The Chinese markets opened for the first time after a long Lunar New Year holiday, and they opened down on a set of weaker-than-expected PMI figures, on the news of 10% tariff on its exports toward Trump’s USA, and a further escalation of the trade war with the tit-for-tat measures announced yesterday from Beijing, including 15% tariffs on US coal and LNG imports and an antitrust probe into Google. But losses in the CSI 300 index remained measured, as the 10% tariffs from the US were considered as being quite modest – compared to the chatter of up to 60% tariffs, and China’s response to the US was also seen moderated. Many simply pointed out that 10% tariff could be absorbed by yuan devaluation and that Google is banned in China since 2010 for not censoring search results in accordance with Chinese government regulations.
Across the Pacific Ocean, Google hit a record high yesterday regardless of the Chinese threat. Magnificent 7 saw dip buying and rebounded near 1.80%. Palantir was the star of the day with a 24% rally in its share price after announcing lot better-than-expected quarterly results and amassing rating and PT upgrades from big banks on its capacity to cash in on the AI boom. In Europe, German Infineon also jumped 10% on better-than-expected revenue forecast from the company due to favourable currency effects and recovery from car industry.
Overall, the Stoxx 600 was also better bid on Tuesday on rising confidence that the EU could negotiate trade terms with Trump and avoid tariffs. Plus, the French PM Bayrou is expected to survive a no-confidence vote today and adopt a budget plan. Such outcome would further narrow the German, French yield spread and encourage a recovery in euro’s valuation, though the upside is seen limited by the European Central Bank (ECB) doves.
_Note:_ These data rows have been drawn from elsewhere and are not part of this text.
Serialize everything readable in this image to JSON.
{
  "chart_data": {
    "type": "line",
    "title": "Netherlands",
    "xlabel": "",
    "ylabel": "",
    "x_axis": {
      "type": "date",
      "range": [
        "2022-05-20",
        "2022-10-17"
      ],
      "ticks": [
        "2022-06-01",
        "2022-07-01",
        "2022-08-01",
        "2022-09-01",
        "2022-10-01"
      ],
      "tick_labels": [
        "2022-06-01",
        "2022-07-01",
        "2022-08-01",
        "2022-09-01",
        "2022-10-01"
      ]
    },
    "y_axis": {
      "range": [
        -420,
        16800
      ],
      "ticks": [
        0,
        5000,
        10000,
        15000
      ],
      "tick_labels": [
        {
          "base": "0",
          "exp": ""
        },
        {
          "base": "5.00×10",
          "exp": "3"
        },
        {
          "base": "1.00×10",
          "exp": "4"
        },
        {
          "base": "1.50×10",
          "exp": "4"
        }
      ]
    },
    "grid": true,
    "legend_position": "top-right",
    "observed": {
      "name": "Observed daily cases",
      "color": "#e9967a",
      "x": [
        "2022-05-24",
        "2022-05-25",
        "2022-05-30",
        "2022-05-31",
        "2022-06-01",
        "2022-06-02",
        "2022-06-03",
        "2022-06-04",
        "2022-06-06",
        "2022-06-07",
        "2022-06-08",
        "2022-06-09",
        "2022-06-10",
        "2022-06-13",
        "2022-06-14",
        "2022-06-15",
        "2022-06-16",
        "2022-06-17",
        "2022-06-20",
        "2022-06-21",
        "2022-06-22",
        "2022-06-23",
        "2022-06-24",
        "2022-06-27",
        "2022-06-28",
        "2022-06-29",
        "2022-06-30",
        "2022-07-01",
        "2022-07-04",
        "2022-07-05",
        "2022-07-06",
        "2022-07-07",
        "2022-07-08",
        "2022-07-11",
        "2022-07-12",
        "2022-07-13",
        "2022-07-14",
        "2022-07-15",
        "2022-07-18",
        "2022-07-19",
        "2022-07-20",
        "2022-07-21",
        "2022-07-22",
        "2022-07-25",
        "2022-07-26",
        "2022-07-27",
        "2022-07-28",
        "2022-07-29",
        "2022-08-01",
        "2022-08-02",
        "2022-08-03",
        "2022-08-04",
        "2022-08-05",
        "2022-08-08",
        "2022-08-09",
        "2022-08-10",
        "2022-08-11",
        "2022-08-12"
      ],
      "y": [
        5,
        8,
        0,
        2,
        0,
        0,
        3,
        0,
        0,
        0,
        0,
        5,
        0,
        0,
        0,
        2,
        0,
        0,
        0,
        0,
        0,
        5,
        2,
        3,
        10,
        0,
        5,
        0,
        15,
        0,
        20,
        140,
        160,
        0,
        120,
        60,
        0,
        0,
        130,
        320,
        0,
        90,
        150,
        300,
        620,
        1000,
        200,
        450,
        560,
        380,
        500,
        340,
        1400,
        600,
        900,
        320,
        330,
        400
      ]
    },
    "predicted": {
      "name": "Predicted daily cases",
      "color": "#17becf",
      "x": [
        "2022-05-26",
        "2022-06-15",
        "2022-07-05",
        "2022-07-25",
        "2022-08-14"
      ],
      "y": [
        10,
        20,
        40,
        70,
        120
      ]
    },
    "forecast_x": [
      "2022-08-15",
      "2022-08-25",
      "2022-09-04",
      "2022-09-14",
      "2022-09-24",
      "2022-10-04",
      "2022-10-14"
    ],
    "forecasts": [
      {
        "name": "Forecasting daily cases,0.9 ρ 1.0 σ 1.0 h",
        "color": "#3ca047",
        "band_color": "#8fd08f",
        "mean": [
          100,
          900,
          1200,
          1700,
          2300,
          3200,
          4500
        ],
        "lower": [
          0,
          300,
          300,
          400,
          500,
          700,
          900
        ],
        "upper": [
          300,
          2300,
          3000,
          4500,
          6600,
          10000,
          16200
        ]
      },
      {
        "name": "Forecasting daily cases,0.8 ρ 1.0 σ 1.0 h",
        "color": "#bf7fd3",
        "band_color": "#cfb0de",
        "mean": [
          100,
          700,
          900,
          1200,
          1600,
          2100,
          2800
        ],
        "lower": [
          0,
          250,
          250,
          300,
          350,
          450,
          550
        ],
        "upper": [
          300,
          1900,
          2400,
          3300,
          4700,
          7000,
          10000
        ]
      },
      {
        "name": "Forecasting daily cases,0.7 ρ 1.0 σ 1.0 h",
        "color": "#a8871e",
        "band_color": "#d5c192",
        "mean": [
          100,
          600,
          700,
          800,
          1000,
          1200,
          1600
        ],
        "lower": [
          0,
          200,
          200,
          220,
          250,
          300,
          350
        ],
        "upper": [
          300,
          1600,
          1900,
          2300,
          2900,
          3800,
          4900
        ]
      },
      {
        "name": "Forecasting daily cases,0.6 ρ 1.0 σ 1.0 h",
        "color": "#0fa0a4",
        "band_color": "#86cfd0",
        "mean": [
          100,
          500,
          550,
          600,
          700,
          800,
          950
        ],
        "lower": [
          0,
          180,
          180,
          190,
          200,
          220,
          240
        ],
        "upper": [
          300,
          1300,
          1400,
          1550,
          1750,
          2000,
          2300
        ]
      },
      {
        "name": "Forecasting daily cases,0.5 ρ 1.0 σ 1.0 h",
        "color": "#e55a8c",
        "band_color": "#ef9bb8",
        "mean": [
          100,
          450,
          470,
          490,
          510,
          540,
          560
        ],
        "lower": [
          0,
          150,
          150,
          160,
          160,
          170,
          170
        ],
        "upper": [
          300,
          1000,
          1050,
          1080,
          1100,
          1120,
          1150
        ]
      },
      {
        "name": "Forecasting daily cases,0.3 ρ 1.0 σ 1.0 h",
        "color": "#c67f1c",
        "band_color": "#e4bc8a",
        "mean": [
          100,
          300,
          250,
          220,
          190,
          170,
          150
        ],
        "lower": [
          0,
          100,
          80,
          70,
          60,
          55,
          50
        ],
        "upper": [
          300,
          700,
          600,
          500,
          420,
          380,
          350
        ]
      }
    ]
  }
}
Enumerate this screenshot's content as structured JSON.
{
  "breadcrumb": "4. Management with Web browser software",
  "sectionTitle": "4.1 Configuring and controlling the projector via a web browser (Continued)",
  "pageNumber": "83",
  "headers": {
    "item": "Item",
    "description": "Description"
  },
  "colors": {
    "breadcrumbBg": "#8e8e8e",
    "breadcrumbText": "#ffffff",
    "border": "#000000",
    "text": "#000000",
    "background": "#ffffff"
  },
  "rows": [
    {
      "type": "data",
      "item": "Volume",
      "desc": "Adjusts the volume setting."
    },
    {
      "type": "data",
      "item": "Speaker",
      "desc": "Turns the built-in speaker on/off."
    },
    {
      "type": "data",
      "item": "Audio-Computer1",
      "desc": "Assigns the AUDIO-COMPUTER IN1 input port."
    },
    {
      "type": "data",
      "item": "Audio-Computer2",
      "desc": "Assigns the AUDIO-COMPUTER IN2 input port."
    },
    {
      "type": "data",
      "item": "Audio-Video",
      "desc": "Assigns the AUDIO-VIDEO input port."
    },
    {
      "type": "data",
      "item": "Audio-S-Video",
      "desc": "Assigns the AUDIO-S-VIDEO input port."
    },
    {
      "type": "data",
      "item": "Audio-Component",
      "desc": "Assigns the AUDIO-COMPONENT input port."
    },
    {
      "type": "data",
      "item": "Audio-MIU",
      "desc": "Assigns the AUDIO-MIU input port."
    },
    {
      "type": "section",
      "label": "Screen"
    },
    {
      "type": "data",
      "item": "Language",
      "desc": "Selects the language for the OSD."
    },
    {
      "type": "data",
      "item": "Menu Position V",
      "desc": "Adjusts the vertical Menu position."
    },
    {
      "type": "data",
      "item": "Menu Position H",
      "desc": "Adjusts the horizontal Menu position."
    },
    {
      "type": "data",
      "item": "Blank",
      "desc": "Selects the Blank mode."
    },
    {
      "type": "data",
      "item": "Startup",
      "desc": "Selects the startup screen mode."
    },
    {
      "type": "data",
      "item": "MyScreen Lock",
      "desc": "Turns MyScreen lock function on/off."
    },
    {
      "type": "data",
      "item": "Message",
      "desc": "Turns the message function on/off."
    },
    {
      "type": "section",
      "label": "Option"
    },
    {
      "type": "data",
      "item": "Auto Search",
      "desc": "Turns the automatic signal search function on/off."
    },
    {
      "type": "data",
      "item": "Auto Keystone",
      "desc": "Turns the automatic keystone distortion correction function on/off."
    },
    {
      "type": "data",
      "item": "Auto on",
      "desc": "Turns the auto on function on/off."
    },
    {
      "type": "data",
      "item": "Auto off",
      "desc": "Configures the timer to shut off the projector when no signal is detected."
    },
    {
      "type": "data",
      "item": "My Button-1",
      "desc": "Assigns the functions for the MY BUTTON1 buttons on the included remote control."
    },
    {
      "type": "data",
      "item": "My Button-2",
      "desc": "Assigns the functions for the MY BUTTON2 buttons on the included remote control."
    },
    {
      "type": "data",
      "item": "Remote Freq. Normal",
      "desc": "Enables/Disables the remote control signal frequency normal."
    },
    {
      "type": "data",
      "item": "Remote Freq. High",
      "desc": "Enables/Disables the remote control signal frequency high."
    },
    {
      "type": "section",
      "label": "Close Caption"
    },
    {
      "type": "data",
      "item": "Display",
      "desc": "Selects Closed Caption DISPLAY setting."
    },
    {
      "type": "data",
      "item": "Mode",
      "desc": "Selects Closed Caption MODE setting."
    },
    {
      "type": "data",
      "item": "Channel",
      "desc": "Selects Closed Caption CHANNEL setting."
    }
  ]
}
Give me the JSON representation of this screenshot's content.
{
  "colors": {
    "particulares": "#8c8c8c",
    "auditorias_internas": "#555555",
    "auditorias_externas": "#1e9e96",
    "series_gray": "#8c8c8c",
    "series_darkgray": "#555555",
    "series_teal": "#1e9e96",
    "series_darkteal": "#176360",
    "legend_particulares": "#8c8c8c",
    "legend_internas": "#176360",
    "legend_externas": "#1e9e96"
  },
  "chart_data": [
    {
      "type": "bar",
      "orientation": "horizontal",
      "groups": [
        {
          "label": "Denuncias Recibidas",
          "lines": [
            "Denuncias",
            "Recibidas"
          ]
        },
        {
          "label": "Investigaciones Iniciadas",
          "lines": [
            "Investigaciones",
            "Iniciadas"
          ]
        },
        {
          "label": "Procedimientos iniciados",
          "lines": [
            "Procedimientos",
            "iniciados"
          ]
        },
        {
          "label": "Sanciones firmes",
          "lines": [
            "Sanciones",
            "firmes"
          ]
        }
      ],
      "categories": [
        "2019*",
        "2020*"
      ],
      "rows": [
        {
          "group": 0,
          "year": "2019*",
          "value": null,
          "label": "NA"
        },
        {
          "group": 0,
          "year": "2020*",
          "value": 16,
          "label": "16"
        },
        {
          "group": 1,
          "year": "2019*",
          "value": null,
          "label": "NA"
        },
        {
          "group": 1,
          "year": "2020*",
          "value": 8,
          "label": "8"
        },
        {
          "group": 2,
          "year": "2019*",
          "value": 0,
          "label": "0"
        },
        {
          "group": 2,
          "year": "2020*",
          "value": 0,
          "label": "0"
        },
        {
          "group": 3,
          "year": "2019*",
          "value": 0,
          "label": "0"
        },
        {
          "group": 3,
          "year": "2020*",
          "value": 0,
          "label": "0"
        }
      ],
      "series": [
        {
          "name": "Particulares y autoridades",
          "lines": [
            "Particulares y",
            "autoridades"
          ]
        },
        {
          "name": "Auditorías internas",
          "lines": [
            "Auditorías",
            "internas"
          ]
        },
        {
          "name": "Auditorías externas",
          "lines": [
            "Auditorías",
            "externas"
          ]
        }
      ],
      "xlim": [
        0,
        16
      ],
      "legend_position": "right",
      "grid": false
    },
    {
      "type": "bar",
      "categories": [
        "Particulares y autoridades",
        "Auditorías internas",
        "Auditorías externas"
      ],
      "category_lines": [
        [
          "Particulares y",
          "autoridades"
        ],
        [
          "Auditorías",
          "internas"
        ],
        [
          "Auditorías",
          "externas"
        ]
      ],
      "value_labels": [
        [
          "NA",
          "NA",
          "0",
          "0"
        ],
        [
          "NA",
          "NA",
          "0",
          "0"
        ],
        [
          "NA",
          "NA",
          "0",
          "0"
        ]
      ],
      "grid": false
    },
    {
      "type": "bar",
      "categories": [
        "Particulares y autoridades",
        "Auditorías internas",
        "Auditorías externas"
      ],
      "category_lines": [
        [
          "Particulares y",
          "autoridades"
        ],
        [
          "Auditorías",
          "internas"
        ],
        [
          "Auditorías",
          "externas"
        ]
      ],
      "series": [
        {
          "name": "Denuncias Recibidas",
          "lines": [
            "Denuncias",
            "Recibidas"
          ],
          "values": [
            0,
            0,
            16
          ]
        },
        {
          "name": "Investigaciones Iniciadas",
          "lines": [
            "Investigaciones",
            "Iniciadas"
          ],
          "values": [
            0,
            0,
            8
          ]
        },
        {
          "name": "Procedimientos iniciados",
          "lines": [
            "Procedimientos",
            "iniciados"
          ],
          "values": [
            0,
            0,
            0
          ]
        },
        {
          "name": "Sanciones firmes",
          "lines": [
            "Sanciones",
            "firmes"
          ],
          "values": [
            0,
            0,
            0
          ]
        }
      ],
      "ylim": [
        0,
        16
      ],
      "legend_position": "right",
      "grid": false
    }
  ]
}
In the US, the S&P500 and Nasdaq 100 consolidated gains above the 50-DMA level on relief that Trump’s tariff tantrum quickly fizzled out, and also on the back of lower-than-expected job openings in the US that hinted that – after big increases in the recent months – the trend is back to softening. Softer job openings data hints at softer pressure for higher wages and potentially more supportive Federal Reserve (Fed) policy. As such, the US yields eased and the dollar softened yesterday. The EURUSD regained the 1.03 mark and Cable approached the 1.25 psychological resistance. Traders will focus on the US ADP report and ISM data today. A set of softer-than-expected figures could further pull the US dollar lower.
On the equities front, sentiment is much less cheery this morning as Google and AMD results – released after the bell – didn’t enchant investors. Google announced better-than-expected earnings per share but a slight miss on the revenue growth. More importantly, growth in Google Cloud was *just* 30% (lower than the 32% expected by analysts) and slowing. The combination of slowing cloud revenue and massive AI investment – which will reach reportedly $75bn at Google this year (!) – raises a few eyebrows among investors. By few eyebrows, I mean a 7% drop in the afterhours trading as reaction to the latest results.
AMD, on the other hand, posted better-than-expected earnings and revenue in Q4, its data center revenue nearly doubled last year but fell short of analyst expectations, leading to a nearly 9% drop in AMD’s stock price in the AH trading.
Discontent with Google and AMD results is weighing on US futures this morning, along with Trump risks and worries.
Note that, investors may look more relaxed now than they did at the start of the week, but havens continue to see increased demand on the back of growing global uncertainties under Trump’s hectic lead and with the prospects that the first weeks under Trump is just a foretaste of what’s to come in the next four years. And there is not a better hedge than gold for protecting a portfolio from Trump worries: the more chaotic international relations become, the greater the demand—especially from central banks looking to reduce US exposure should Trump turn his focus on them. As a result, gold hit a record high for the fourth straight session, reaching $2,860 per ounce in Asia for the first time ever. At this pace, Trump makes $3,000 look like an easy target…
In energy, US crude tipped a toe below the $71pb level on de-escalating tensions with Mexico and Canada, but recovered some of the losses on Trump’s renewed pressure on Iran. While the geopolitical risks remain tilted to the upside, Trump’s trade policies are looking bad for global growth prospects and the latter should keep the medium-term upside potential limited. Top sellers are expected to join in between $73/75pb range to make a fresh attempt on the $70pb psychological support in the foreseeable future.